Looking beyond the internal structure of the Biomphalaria glabrata as well as its interactions with the schistosome parasite, several external factors have made themselves apparent for the creation of immune snails that would no longer be able to spread the disease. One factor that is currently under experimentation is to study the effects that their environments have on them. This includes looking at the effects of very minute temperature differences or plant and algae varieties that are common in the tropical regions that host schistosomes and their hosts. In some of the tropical rivers where the freshwater snails develop, there are several key chemicals released by the environment, baby snails, and the food that they consume that may play a role in how the snails develop over time as well as what genes end up being expressed (Thomas). Now this is important to note because of the highly selective nature of schistosomes that derives from their limited window of opportunity for picking viable hosts. Schistosoma mansoni only has the ability to spread and infect more humans when there are an abundance of viable hosts nearby for their reproductive process. The multiplication of these organisms is limited by a window of snail development due to the fact that older snails of reproductive age have a “singular dominant trait that can be passed down where as when the snail is juvenile it has a complex system of about 6 genes” (Knight).
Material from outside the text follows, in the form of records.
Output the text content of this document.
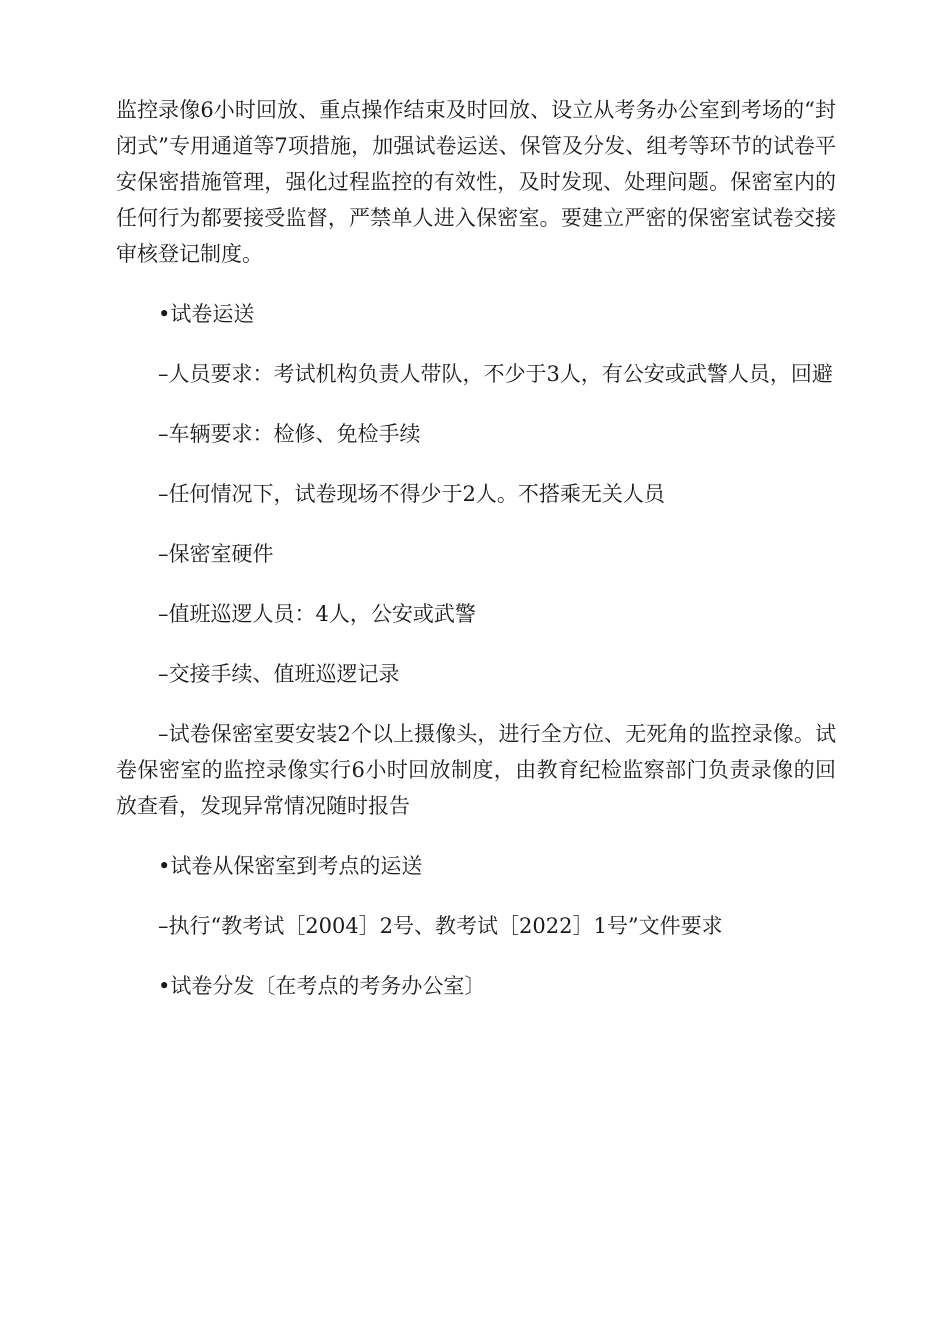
监控录像6小时回放、重点操作结束及时回放、设立从考务办公室到考场的“封闭式”专用通道等7项措施，加强试卷运送、保管及分发、组考等环节的试卷平安保密措施管理，强化过程监控的有效性，及时发现、处理问题。保密室内的任何行为都要接受监督，严禁单人进入保密室。要建立严密的保密室试卷交接审核登记制度。

•试卷运送

–人员要求：考试机构负责人带队，不少于3人，有公安或武警人员，回避

–车辆要求：检修、免检手续

–任何情况下，试卷现场不得少于2人。不搭乘无关人员

–保密室硬件

–值班巡逻人员：4人，公安或武警

–交接手续、值班巡逻记录

–试卷保密室要安装2个以上摄像头，进行全方位、无死角的监控录像。试卷保密室的监控录像实行6小时回放制度，由教育纪检监察部门负责录像的回放查看，发现异常情况随时报告

•试卷从保密室到考点的运送

–执行“教考试［2004］2号、教考试［2022］1号”文件要求

•试卷分发〔在考点的考务办公室〕
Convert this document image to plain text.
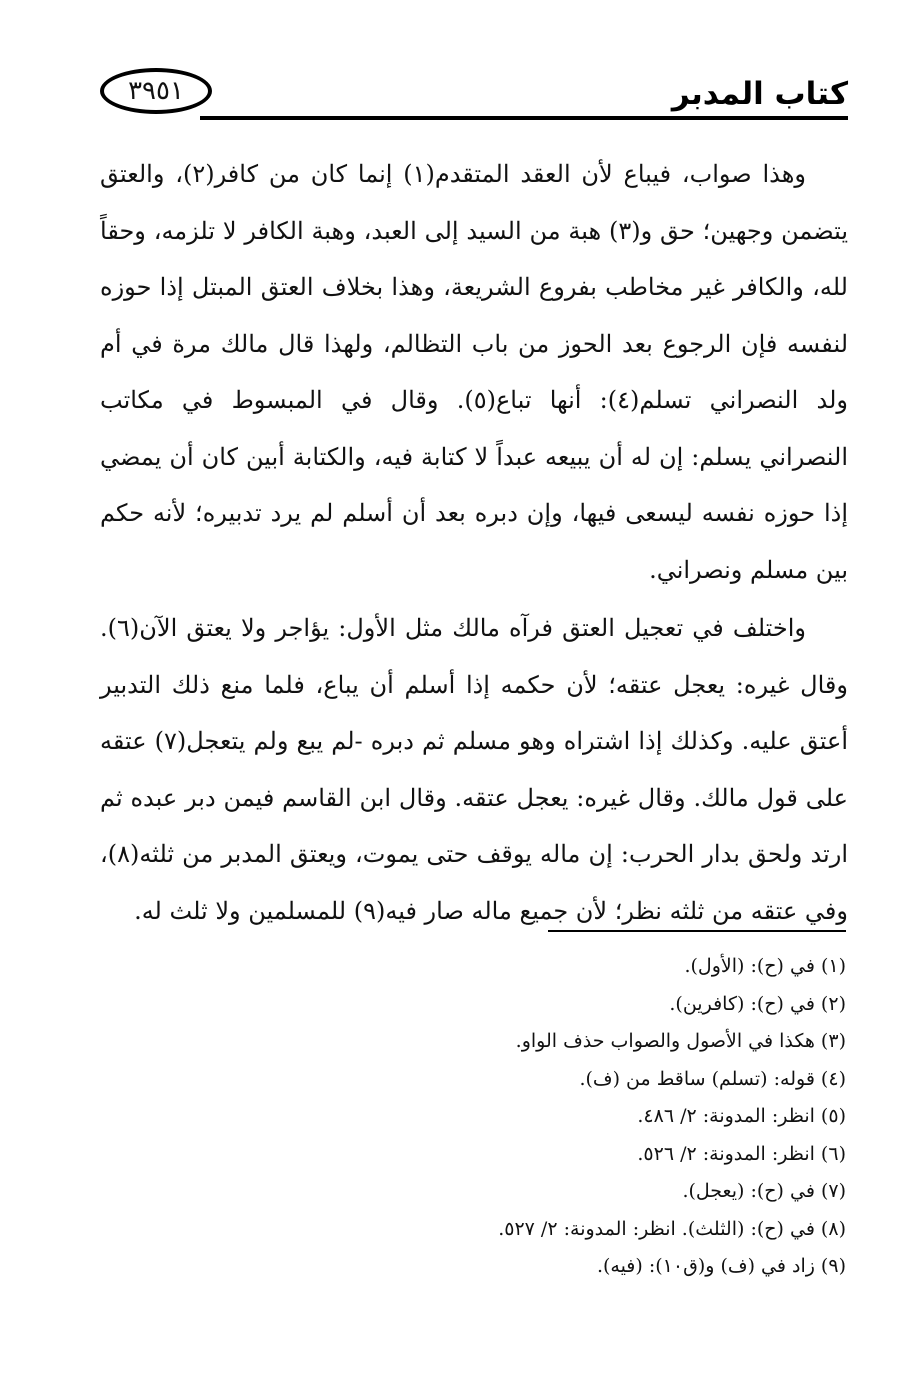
كتاب المدبر
٣٩٥١

وهذا صواب، فيباع لأن العقد المتقدم(١) إنما كان من كافر(٢)، والعتق يتضمن وجهين؛ حق و(٣) هبة من السيد إلى العبد، وهبة الكافر لا تلزمه، وحقاً لله، والكافر غير مخاطب بفروع الشريعة، وهذا بخلاف العتق المبتل إذا حوزه لنفسه فإن الرجوع بعد الحوز من باب التظالم، ولهذا قال مالك مرة في أم ولد النصراني تسلم(٤): أنها تباع(٥). وقال في المبسوط في مكاتب النصراني يسلم: إن له أن يبيعه عبداً لا كتابة فيه، والكتابة أبين كان أن يمضي إذا حوزه نفسه ليسعى فيها، وإن دبره بعد أن أسلم لم يرد تدبيره؛ لأنه حكم بين مسلم ونصراني.

واختلف في تعجيل العتق فرآه مالك مثل الأول: يؤاجر ولا يعتق الآن(٦). وقال غيره: يعجل عتقه؛ لأن حكمه إذا أسلم أن يباع، فلما منع ذلك التدبير أعتق عليه. وكذلك إذا اشتراه وهو مسلم ثم دبره -لم يبع ولم يتعجل(٧) عتقه على قول مالك. وقال غيره: يعجل عتقه. وقال ابن القاسم فيمن دبر عبده ثم ارتد ولحق بدار الحرب: إن ماله يوقف حتى يموت، ويعتق المدبر من ثلثه(٨)، وفي عتقه من ثلثه نظر؛ لأن جميع ماله صار فيه(٩) للمسلمين ولا ثلث له.

(١) في (ح): (الأول).
(٢) في (ح): (كافرين).
(٣) هكذا في الأصول والصواب حذف الواو.
(٤) قوله: (تسلم) ساقط من (ف).
(٥) انظر: المدونة: ٢/ ٤٨٦.
(٦) انظر: المدونة: ٢/ ٥٢٦.
(٧) في (ح): (يعجل).
(٨) في (ح): (الثلث). انظر: المدونة: ٢/ ٥٢٧.
(٩) زاد في (ف) و(ق١٠): (فيه).
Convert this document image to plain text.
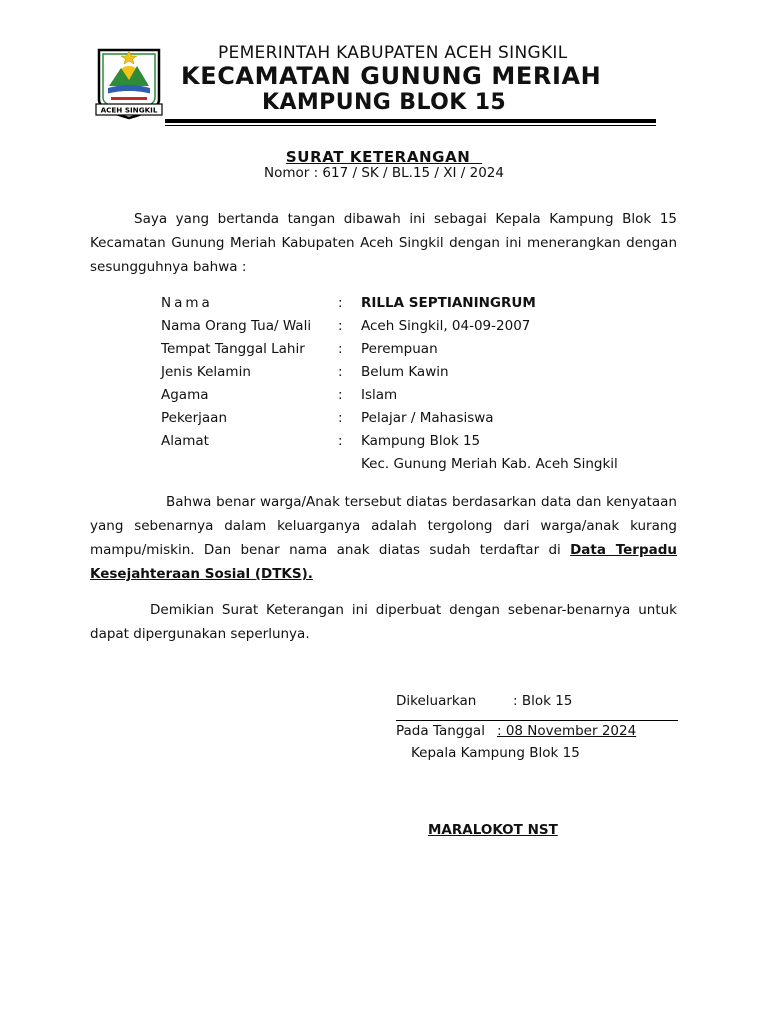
ACEH SINGKIL
PEMERINTAH KABUPATEN ACEH SINGKIL
KECAMATAN GUNUNG MERIAH
KAMPUNG BLOK 15
SURAT KETERANGAN
Nomor : 617 / SK / BL.15 / XI / 2024
Saya yang bertanda tangan dibawah ini sebagai Kepala Kampung Blok 15 Kecamatan Gunung Meriah Kabupaten Aceh Singkil dengan ini menerangkan dengan sesungguhnya bahwa :
Nama	:	RILLA SEPTIANINGRUM
Nama Orang Tua/ Wali	:	Aceh Singkil, 04-09-2007
Tempat Tanggal Lahir	:	Perempuan
Jenis Kelamin	:	Belum Kawin
Agama	:	Islam
Pekerjaan	:	Pelajar / Mahasiswa
Alamat	:	Kampung Blok 15
Kec. Gunung Meriah Kab. Aceh Singkil
Bahwa benar warga/Anak tersebut diatas berdasarkan data dan kenyataan yang sebenarnya dalam keluarganya adalah tergolong dari warga/anak kurang mampu/miskin. Dan benar nama anak diatas sudah terdaftar di Data Terpadu Kesejahteraan Sosial (DTKS).
Demikian Surat Keterangan ini diperbuat dengan sebenar-benarnya untuk dapat dipergunakan seperlunya.
Dikeluarkan	: Blok 15
Pada Tanggal : 08 November 2024
Kepala Kampung Blok 15
MARALOKOT NST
The snails have more complex systems of protection as juveniles because they want to reach reproductive age without dying in order to achieve high reproductive rates. The difference makes itself apparent when viewing the genetic expression of adult snails. At this point in their lifestyles, reproductive roles have already been fulfilled and these extra genes are then unnecessary and left unused. Looking for a way to keep the expression of all six original genes over time is yet another possible way to protect the world from the human helminth, schistosomiasis. These differences in gene expression over time and in different environments are just one more factor that need to be taken into consideration when creating a preventative measure for the spread of flukes.

 

Even though all of these targets look promising after extensive research and development, it is important to note that even if any of these processes were able to work in a way that would breed a less susceptible snail, we would still need to consider the environmental impact, rapid genetic variation of the parasite, and competition of the ‘clean’ snails with the non-transgenic snails. Yet even with these concerns in the back of the minds of scientists everywhere, tropical illnesses like schistosomiasis need to be focused on and studied, in order to protect the livelihoods of thousands of world citizens.